Du paléolithique à nos jours, de Porphyre à Derrida en passant par Lévi-Strauss, qui voyait le «carnivorisme» comme un «cannibalisme élargi», émerge cette question : derrière le prétexte culinaire et gustatif, l’humanité n’est-elle pas surtout attachée à une relation essentiellement meurtrière aux animaux ?
Aujourd’hui, nombreux sont ceux qui semblent remettre en question leur consommation de viande. Diriez-vous que nous vivons une période charnière ?
C’est la première fois que la question est si largement diffusée. Elle touche, je crois, l’ensemble de la société française, bien au-delà des cercles restreints de gens qui faisaient un effort de lecture ou d’information. Mais il est important de montrer que
la contestation du carnivorisme n’est pas une question de société d’abondance, mais bien une interrogation philosophique qui a toujours jalonné les traditions de pensée. Elle était déjà vive dans l’Antiquité. L’interrogation sur la légitimité de l’abattage des animaux pour les manger, ce que Pythagore puis Porphyre ont appelé le «meurtre alimentaire», n’a pas attendu le traitement industriel des animaux pour être posée.
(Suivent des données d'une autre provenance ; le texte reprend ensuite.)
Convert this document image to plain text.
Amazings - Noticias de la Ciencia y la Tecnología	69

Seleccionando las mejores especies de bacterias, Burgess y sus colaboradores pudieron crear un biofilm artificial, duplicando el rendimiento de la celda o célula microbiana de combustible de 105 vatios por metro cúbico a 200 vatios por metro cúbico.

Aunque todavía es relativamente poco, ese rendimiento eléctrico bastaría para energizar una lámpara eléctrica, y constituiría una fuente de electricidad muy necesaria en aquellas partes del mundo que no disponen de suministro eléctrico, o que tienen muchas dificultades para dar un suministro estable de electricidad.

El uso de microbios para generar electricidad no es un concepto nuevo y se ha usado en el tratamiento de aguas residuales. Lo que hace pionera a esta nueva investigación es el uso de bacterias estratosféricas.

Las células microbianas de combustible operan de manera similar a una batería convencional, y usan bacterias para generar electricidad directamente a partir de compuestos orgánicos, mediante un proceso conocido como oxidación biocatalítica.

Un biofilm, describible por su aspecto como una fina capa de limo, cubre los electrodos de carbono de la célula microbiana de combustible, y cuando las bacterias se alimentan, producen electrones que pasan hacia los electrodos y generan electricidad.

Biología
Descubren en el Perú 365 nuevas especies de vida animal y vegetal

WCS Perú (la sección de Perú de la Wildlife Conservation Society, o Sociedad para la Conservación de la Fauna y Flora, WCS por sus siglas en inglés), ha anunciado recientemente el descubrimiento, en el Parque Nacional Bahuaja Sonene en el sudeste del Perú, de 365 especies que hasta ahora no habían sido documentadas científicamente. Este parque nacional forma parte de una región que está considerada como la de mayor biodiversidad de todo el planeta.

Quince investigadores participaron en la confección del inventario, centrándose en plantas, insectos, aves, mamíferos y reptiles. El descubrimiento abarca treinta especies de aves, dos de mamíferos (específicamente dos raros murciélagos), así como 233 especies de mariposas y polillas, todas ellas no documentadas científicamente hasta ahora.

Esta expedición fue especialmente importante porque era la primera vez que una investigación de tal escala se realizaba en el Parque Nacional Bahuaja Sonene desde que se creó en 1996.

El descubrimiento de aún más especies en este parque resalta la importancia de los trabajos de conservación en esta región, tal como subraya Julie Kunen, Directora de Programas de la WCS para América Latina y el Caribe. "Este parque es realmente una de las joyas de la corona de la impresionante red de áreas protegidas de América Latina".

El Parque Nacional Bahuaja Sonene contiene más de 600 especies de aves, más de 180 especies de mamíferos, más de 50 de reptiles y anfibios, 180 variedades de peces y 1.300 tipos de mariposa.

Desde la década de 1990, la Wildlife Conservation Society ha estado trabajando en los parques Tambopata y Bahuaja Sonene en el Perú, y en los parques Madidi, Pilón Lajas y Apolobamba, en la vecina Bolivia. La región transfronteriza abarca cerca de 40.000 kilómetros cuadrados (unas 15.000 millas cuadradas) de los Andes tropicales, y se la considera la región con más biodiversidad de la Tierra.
A l’époque, contester le «meurtre alimentaire» ou s’abstenir de manger de la viande revenait à se mettre au ban de la cité ?
C’est ce que les analyses du monde gréco-romain ont mis en évidence. Toute la vie quotidienne était rythmée par les sacrifices animaux, les refuser revenait d’une certaine manière à s’exclure du mode dominant de la cité, comme aujourd’hui dans toute société majoritairement carnivore, le régime végétarien ou végétalien est une façon de prendre position contre des habitudes dominantes.
Pour comprendre le «fait carnivore», vous passez par une longue étude du sacrifice, en mettant notamment en lumière la banalité de cette pratique.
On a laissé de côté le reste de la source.